The University has an obligation to ensure that Cornellians who must remain in Ithaca are safe. Cornell should collaborate with the Cayuga Medical Center and other surrounding hospitals in case of a local outbreak. Cornell should ensure that students who must remain in University housing are provided with an adequate living situation, that student employees are provided with all possible fiscal and emotional support. And, finally, Cornell should realize that it is inevitable that students — undergraduates, in particular — will return to Ithaca for the months of April and May.
According to the University, nearly 52 percent of Cornell undergraduates live off campus, and over 90 percent of graduate and professional students do so as well. At a school where the class of 2023’s average need-based grant award from Cornell funds is $43,122, it is unsurprising that students who are paying exorbitant rents in Ithaca may choose to remain in their off-campus housing. For this reason, the “enhanced cleaning procedures” that are expected to begin on March 11 must continue long past spring break.

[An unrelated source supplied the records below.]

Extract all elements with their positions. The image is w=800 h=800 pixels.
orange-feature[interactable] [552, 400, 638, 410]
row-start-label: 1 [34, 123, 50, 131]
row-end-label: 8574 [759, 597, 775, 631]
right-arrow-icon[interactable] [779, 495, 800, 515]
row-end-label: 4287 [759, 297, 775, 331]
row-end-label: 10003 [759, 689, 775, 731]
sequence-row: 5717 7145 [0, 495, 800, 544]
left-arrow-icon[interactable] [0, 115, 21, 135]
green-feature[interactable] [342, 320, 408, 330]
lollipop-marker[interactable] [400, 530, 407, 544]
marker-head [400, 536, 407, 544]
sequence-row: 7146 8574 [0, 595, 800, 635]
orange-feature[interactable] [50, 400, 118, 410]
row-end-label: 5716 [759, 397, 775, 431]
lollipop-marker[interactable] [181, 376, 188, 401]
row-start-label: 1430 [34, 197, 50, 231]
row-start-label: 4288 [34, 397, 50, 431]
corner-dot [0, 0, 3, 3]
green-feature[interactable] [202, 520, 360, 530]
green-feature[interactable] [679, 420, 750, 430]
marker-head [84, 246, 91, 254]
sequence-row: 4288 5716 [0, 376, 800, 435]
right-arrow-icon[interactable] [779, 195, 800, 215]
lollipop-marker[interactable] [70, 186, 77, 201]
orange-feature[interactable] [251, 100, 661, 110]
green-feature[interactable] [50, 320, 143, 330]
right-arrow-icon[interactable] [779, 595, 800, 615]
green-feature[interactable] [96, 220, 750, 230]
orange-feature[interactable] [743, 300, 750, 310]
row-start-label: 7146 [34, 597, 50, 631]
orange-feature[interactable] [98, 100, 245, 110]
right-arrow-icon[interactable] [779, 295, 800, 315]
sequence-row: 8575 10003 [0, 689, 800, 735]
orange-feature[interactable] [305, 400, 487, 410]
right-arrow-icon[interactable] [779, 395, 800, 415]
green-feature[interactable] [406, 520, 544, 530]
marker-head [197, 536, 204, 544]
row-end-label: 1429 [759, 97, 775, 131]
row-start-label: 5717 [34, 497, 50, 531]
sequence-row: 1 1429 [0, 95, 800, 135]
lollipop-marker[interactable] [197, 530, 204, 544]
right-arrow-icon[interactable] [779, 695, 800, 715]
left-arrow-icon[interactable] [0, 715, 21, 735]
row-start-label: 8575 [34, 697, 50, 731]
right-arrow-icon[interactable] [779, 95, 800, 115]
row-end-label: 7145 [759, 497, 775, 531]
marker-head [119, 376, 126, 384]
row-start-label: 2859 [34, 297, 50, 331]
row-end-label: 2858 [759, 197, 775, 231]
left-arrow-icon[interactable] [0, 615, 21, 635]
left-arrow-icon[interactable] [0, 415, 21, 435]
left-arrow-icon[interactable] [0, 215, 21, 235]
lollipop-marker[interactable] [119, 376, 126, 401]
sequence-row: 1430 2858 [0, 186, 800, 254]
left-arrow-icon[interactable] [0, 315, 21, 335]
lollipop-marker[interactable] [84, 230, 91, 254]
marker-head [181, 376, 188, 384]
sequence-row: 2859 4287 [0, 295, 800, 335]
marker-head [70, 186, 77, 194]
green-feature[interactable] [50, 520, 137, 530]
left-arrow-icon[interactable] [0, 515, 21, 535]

Further, many staff members are unable to do their work remotely. So, if for nothing else, the University must remain operational and proactive in preventing the spread of COVID-19 for their sake.
The highest priority, for this administration, is to keep its community informed. A lengthy email can be effective, but this community — a fabric of human beings with fears, ambitions, emotions and experiences — needs the support, the faces and the voices of other human beings. Answer the questions students have: about graduation, visas, reimbursements, time zones and final exams. For those questions that are presently without answers, solicit the voices of the students and staff.
This is a strange and scary time to be a Cornellian; in fact, it’s a strange and scary time to be a human being. Take care of each other, help each other find solace and, above all else, make sure that you cherish these final two weeks on campus this semester.
The above editorial reflects the opinions of The Cornell Daily Sun. Editorials are penned collaboratively between the Editor-in-Chief, Associate Editor and Opinion Editor, in consultation with additional Sun editors and staffers. The Sun’s editorials are independent of its news coverage, other columnists and advertisers.